My tools were words and will, and I was out of time. I found my coin-knife, so blood-crusted it no longer gleamed silver. I pulled my knees under my belly and laid my poor, aching arm before me. I pressed the coin to my skin a final time, blinking a little against the weird blurring and unblurring of the room.

“No! January, what are you—” Jane tugged my hand away.

“Please.” I swallowed, swaying a little. “Please trust me. Believe me.” There was no reason in the world she should. Anyone else would have happily dragged me back to the doctors with a note pinned to my chest suggesting they lock me in a small room without any sharp objects for the next century or so.

(This was the true violence Mr. Locke had done to me. You don’t really know how fragile and fleeting your own voice is until you watch a rich man take it away as easily as signing a bank loan.)

The scuffling sounds grew louder.

Her eyes flicked to the hole in the wall behind me, and to the congealed lettering on my arm.
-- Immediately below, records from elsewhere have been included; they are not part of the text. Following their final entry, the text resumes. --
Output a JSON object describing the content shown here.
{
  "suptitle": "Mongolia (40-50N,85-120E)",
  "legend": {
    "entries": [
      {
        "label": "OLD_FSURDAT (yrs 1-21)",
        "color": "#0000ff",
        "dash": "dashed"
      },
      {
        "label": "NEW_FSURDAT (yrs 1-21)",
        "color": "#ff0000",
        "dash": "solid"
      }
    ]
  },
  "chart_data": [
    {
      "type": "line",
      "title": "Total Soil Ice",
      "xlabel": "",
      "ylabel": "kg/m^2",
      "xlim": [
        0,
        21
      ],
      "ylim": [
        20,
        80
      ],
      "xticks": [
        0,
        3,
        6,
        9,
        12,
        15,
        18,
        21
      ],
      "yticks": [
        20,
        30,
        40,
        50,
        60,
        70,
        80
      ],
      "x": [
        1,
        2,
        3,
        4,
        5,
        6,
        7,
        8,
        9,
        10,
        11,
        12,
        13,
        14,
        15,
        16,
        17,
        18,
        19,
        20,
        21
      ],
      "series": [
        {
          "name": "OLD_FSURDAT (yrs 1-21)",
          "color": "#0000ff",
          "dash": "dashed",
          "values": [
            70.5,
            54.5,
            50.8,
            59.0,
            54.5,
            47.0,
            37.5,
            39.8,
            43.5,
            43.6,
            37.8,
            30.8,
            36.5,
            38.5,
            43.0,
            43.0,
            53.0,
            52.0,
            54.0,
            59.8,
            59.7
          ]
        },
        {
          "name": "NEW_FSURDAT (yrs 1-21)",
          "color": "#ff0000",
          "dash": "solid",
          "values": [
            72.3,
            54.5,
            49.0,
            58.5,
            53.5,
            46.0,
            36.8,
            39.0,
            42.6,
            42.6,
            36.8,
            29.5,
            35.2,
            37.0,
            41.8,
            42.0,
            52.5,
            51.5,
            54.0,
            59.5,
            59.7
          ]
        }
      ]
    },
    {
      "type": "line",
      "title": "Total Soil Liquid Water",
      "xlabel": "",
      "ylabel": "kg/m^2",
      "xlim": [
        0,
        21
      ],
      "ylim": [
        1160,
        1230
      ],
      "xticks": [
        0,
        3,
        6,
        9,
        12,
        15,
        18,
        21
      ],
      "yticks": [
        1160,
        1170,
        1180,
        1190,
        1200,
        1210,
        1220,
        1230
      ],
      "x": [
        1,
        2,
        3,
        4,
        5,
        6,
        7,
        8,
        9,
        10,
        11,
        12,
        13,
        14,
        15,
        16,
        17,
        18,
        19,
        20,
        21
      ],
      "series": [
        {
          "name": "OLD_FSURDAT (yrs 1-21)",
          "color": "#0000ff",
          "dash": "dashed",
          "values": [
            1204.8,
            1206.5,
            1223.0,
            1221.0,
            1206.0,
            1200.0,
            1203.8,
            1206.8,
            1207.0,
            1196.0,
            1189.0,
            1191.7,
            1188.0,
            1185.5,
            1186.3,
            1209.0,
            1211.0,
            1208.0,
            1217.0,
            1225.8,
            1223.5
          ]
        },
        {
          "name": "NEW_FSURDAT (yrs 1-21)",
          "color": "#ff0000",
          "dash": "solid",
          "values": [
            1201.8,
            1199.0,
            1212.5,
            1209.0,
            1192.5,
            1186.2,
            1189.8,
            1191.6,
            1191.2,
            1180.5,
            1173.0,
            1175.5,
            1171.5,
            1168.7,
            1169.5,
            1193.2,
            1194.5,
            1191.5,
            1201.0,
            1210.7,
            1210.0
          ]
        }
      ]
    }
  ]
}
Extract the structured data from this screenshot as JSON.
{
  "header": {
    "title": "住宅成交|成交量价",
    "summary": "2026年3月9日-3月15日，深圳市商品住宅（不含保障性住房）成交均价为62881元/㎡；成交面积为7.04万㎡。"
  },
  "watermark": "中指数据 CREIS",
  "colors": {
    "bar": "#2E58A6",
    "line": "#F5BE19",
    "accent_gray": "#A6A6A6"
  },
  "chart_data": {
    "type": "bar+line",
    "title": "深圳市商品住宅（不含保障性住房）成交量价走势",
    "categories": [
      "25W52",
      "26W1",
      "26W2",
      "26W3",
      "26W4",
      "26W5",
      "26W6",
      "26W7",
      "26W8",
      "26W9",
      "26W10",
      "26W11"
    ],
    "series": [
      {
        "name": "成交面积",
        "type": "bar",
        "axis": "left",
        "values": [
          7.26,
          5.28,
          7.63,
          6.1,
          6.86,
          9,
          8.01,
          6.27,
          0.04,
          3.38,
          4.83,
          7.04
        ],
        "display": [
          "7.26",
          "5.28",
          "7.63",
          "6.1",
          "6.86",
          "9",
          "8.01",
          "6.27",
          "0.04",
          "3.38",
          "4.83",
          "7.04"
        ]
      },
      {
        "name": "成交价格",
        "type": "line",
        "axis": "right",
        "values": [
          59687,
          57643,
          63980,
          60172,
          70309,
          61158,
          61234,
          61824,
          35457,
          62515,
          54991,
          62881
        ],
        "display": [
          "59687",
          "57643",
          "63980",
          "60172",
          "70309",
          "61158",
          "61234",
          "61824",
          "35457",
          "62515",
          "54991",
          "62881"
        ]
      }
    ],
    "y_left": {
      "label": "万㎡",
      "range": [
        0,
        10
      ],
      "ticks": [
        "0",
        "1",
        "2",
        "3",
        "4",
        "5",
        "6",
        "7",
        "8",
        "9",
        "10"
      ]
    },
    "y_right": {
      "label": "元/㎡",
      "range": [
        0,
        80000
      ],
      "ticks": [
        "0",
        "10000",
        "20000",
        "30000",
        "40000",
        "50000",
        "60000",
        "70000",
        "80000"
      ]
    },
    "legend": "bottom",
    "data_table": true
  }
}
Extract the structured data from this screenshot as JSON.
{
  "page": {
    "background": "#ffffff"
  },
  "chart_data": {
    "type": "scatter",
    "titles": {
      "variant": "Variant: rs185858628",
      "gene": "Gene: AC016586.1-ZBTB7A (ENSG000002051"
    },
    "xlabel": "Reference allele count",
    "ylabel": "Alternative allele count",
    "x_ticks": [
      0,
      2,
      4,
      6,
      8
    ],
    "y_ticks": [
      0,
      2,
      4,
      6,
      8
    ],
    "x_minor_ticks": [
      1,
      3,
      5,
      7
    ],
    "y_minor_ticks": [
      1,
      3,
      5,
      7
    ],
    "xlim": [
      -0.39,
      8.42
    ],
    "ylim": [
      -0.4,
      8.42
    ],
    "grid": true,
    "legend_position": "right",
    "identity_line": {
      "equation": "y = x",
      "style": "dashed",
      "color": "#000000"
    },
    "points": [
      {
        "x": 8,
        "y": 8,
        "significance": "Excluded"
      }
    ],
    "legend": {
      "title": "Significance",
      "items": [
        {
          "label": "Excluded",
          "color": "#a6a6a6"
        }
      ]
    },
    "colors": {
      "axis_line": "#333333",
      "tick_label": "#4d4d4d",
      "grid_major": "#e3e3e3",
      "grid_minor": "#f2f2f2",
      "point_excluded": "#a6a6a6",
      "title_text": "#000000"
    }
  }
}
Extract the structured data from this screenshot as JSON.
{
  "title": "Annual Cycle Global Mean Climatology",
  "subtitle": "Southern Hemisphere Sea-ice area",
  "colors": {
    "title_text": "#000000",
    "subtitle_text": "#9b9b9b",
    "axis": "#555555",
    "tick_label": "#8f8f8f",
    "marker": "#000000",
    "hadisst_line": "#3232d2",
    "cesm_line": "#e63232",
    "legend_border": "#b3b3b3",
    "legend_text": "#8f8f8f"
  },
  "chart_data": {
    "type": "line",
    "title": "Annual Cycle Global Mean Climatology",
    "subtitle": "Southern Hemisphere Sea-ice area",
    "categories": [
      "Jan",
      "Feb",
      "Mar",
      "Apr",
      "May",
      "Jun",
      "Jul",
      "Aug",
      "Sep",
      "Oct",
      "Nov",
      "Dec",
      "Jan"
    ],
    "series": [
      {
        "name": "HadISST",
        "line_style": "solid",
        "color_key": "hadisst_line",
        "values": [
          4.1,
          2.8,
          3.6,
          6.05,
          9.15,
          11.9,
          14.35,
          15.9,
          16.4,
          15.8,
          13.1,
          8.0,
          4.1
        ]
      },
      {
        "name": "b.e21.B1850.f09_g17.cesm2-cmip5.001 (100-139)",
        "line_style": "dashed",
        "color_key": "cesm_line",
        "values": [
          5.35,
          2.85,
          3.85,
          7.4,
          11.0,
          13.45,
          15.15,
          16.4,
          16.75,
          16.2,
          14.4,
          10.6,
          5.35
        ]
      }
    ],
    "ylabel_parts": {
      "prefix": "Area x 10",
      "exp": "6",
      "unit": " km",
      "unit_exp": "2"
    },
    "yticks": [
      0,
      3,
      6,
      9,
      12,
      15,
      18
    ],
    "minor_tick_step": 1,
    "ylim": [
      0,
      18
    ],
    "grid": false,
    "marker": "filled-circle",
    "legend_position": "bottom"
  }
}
A strange expression moved across her face—shrewdness, perhaps? A wary understanding?—and she let go of my hand.

I chose a bare, unbloodied patch of skin, and began to carve a single word: JU

Movement in the blackness, the harsh sound of breathing, a white-spider hand reaching out of the darkness toward me—

JUST.

The Door opens just for her.

I felt the world pull itself back together, like skin pulling tight around a scar. The blackness receded, the white hand spasmed—there was a terrible, inhuman screech—and then I was staring at nothing but a patch of unremarkable cabin wall.

The Door was closed.

Then my cheek was pressed to the floor and Jane’s cool hand was on my forehead. Bad limped closer and lay down with his spine pressed against me.